Understanding this requires a delve into “dual process theory”. This psychological staple states that we have two very basic forms of thought: System 1 and System 2. System 2 evolved relatively recently. It’s the voice in our head – the narrator who never seems to shut up – that enables us to plan and think logically.
System 1, on the other hand, is intuitive, instinctual and automatic. These capabilities regularly develop in humans, regardless of where they are born. They are survival mechanisms. System 1 bestows us with an innate revulsion of rotting meat, allows us to speak our native language without thinking about it and gives babies the ability to recognise parents and distinguish between living and nonliving objects. It makes us prone to looking for patterns to better understand our world, and to seek meaning for seemingly random events like natural disasters or the death of loved ones.

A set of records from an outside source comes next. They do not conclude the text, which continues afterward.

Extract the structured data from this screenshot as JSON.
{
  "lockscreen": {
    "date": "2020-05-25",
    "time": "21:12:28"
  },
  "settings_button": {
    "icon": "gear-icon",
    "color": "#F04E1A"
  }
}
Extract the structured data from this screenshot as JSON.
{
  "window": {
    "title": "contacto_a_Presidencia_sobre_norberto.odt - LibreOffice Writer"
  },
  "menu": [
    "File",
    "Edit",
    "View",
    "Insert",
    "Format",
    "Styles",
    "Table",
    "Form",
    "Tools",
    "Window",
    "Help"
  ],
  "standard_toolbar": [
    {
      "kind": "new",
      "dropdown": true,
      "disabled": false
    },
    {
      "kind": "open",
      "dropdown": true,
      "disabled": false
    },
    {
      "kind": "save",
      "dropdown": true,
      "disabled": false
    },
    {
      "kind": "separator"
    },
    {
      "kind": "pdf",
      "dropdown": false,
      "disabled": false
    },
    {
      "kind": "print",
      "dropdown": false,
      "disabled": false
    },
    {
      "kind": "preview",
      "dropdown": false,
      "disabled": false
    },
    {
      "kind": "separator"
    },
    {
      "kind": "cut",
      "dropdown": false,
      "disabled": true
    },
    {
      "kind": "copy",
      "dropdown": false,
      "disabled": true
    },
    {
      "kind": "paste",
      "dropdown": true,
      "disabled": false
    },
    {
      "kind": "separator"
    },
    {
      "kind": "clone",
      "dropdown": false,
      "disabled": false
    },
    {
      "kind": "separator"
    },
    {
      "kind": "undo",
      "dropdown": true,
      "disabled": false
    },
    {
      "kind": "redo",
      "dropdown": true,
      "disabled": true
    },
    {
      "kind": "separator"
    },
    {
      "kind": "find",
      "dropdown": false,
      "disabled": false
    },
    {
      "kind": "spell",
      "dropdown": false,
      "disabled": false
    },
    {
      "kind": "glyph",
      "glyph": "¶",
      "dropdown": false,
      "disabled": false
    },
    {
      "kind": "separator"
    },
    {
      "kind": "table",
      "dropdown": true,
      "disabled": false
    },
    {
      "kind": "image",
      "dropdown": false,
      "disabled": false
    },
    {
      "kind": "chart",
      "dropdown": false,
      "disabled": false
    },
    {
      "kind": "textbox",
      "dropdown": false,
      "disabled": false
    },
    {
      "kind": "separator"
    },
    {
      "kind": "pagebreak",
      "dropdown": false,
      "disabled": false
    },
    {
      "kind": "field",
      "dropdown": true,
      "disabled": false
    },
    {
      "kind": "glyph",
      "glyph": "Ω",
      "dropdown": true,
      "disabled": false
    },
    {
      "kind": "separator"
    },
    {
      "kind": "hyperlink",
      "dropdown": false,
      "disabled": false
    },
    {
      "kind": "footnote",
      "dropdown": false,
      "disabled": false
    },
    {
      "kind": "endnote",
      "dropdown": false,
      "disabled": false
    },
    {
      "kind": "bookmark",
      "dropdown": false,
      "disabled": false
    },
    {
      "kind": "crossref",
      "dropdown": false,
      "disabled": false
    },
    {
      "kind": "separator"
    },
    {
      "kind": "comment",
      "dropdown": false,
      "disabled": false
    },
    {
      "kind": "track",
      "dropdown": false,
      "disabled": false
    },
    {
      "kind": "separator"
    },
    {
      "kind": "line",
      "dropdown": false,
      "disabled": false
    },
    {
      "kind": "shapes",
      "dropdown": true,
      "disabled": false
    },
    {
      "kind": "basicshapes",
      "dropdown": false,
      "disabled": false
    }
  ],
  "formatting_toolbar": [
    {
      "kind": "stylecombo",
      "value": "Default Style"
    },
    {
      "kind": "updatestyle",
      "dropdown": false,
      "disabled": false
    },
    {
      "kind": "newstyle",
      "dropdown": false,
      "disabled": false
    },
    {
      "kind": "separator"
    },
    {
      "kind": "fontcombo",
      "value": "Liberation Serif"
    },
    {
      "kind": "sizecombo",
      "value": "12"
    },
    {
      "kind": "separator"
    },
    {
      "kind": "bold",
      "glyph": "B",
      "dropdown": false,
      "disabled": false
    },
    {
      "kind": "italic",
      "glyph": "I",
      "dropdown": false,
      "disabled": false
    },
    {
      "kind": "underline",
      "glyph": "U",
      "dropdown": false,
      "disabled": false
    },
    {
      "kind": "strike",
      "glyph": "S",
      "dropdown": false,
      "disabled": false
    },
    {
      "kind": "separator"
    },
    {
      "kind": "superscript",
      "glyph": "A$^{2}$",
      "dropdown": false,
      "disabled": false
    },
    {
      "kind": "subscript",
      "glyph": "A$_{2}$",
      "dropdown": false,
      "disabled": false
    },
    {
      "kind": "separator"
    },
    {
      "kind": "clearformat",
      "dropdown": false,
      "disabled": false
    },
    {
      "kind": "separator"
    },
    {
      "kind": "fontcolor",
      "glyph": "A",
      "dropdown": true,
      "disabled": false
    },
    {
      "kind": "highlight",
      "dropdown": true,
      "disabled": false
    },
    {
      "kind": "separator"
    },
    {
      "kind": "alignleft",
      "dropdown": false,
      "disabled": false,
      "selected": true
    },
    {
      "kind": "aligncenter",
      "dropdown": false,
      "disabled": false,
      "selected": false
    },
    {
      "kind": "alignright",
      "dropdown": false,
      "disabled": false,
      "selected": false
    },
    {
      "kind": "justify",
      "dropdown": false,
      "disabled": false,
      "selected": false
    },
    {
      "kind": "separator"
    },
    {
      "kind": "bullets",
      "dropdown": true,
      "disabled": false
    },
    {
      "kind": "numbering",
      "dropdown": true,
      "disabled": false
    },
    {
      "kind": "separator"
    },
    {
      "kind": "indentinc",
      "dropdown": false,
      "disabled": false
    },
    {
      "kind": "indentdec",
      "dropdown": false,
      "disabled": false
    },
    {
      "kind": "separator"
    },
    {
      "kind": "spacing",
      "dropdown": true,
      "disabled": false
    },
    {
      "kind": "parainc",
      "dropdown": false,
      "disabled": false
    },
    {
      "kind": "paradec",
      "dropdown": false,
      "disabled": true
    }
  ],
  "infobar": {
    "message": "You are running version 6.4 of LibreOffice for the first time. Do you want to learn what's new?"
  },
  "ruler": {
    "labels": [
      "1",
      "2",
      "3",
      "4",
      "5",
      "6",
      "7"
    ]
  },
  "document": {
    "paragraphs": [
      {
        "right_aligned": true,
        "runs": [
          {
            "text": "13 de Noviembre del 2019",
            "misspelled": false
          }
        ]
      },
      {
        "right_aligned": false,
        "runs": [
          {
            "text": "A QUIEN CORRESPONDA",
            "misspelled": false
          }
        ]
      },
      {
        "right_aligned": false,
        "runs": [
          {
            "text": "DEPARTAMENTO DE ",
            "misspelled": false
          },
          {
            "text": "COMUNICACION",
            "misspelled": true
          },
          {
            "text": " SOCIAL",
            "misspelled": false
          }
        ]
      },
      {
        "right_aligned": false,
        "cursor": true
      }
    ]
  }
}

In addition to helping us navigate the dangers of the world and find a mate, some scholars think that System 1 also enabled religions to evolve and perpetuate. System 1, for example, makes us instinctually primed to see life forces – a phenomenon called hypersensitive agency detection – everywhere we go, regardless of whether they’re there or not. Millennia ago, that tendency probably helped us avoid concealed danger, such as lions crouched in the grass or venomous snakes concealed in the bush. But it also made us vulnerable to inferring the existence of invisible agents – whether they took the form of a benevolent god watching over us, an unappeased ancestor punishing us with a drought or a monster lurking in the shadows.
Similarly, System 1 encourages us to see things dualistically, meaning we have trouble thinking of the mind and body as a single unit. This tendency emerges quite early: young children, regardless of their cultural background, are inclined to believe that
they have an immortal soul – that their essence or personhood existed somewhere prior to their birth, and will always continue to exist. This disposition easily assimilates into many existing religions, or – with a bit of creativity – lends itself to devising original constructs.
“A Scandinavian psychologist colleague of mine who is an atheist told me that his three-year-old daughter recently walked up to him and said, ‘God is everywhere all of the time.’ He and his wife couldn’t figure out where she’d gotten that idea from,” says Justin Barrett, director of the Thrive Center for Human Development at Fuller Theological Seminary in Pasadena, California, and author of
Born Believers. “For his daughter, god was an elderly woman, so you know she didn’t get it from the Lutheran church.”
For all of these reasons, many scholars believe that religion arose as “a byproduct of our cognitive disposition”, says Robert McCauley, director of the Center for Mind, Brain and Culture at Emory University in Atlanta, Georgia, and author of
Why Religion Is Natural and Science Is Not. “Religions are cultural arrangements that evolved to engage and exploit these natural capacities in humans.”